Los Angeles, not so many years ago….

Veris dropped his leather duffel bag at the door and hurried over to where everyone was sitting. “Sorry, the plane was hung up circling LAX.” He leaned over Brody, grabbed his face and kissed him thoroughly.

“But it was a smooth flight, I see,” Alex said, from the other Craftsman chair. “No spilled drinks on your pants from careless hostesses trying to get your number.”

Taylor smothered a laugh, for that particular flight stood out as one of Veris’ more colorful travels. He seemed to have a way of drawing adventure to him wherever he went, including the mundane Washington to L.A. flight he did on a monthly basis.

Veris rested his hand briefly on Alex’s shoulder, a silent greeting, as he passed behind his chair. “It was an interesting flight…well, the start of it was. I ran into an old friend.” He bent over Taylor where she sat in the big, comfortable chair and kissed her soundly. Then he patted her enormous belly and settled on the ottoman next to her.

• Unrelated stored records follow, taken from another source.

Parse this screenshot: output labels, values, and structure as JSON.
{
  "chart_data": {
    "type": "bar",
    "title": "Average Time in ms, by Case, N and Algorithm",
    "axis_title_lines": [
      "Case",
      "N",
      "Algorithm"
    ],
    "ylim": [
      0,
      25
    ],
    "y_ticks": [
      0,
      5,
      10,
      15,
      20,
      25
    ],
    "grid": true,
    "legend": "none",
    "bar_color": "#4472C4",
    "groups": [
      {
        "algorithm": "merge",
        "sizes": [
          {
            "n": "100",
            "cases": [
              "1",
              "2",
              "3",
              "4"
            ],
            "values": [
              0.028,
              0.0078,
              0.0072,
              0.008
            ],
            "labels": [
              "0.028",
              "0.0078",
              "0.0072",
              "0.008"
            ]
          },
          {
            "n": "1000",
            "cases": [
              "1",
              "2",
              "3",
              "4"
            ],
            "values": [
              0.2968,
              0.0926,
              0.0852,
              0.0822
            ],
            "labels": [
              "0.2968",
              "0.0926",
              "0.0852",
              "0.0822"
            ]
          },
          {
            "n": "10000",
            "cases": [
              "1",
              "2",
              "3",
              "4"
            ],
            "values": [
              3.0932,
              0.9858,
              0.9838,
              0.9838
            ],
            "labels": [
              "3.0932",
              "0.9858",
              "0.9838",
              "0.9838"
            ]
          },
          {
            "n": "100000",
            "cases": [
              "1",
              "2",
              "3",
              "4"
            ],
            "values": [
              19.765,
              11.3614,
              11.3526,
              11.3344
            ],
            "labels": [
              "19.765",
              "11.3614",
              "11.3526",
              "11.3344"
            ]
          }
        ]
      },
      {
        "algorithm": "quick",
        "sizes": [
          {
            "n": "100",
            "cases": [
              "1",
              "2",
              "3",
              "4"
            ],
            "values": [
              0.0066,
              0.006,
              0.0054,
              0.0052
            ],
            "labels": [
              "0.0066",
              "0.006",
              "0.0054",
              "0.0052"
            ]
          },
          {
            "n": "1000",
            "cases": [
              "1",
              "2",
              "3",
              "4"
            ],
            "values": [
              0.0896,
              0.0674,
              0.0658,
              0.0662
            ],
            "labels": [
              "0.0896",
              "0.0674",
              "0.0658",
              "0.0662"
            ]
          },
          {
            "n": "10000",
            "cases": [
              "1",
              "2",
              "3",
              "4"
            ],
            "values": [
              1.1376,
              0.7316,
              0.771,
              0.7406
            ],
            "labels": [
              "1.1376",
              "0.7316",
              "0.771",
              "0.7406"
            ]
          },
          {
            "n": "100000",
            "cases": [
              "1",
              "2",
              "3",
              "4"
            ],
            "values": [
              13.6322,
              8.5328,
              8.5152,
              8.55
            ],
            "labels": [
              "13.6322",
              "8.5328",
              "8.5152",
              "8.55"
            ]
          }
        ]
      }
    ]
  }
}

“Any day now, I hope,” Taylor said and shifted carefully on the cushion, rearranging herself more comfortably. “Alex says I’m overdue.”

“That’s quite normal for a first gestation,” Alex said complacently.

Brody raised a brow at Veris. “No second opinion, professor?”

Veris smiled. “I know my limitations, thank you. I leave the country doctoring to others.”

“Ouch,” Taylor said.

“If you’re trying to offend me, you’ve failed,” Alex said. “I get great pleasure from hands-on direct medicine of the country doctor type. I get to see the happy results. Too much of the modern practice involves shuffling patients off to one specialist or another and sometimes that’s the last I see of them. I leave the esoteric theory and research to the academics.”

Veris grinned. “Guilty as charged.” He brushed at the lapel of the expensive suit he was wearing. Unlike Alex, who had come to the house directly from his rounds at the hospital, Veris had already discarded his tie and unbuttoned the top buttons of the shirt. He would have done that sometime during the flight. He would have waited at least until he was in the taxi heading home before carelessly pushing the sleeves of the jacket up and rolling the shirt sleeves underneath.

Alex’s suit was still pristine and his tie neatly in place.

“Guilty, he says,” Brody intoned. “Hell, I didn’t even get to speak as witness.”

“Witness for whom?” Taylor asked. “The defense or the prosecution?”

Brody smiled. “Probably just as well I didn’t get called to the stand. Either one would get me shot.”

Taylor laughed. “That reminds me of your birthday.”

Brody’s expression darkened. “I still haven’t forgiven you for that,” he growled. “Either of you.”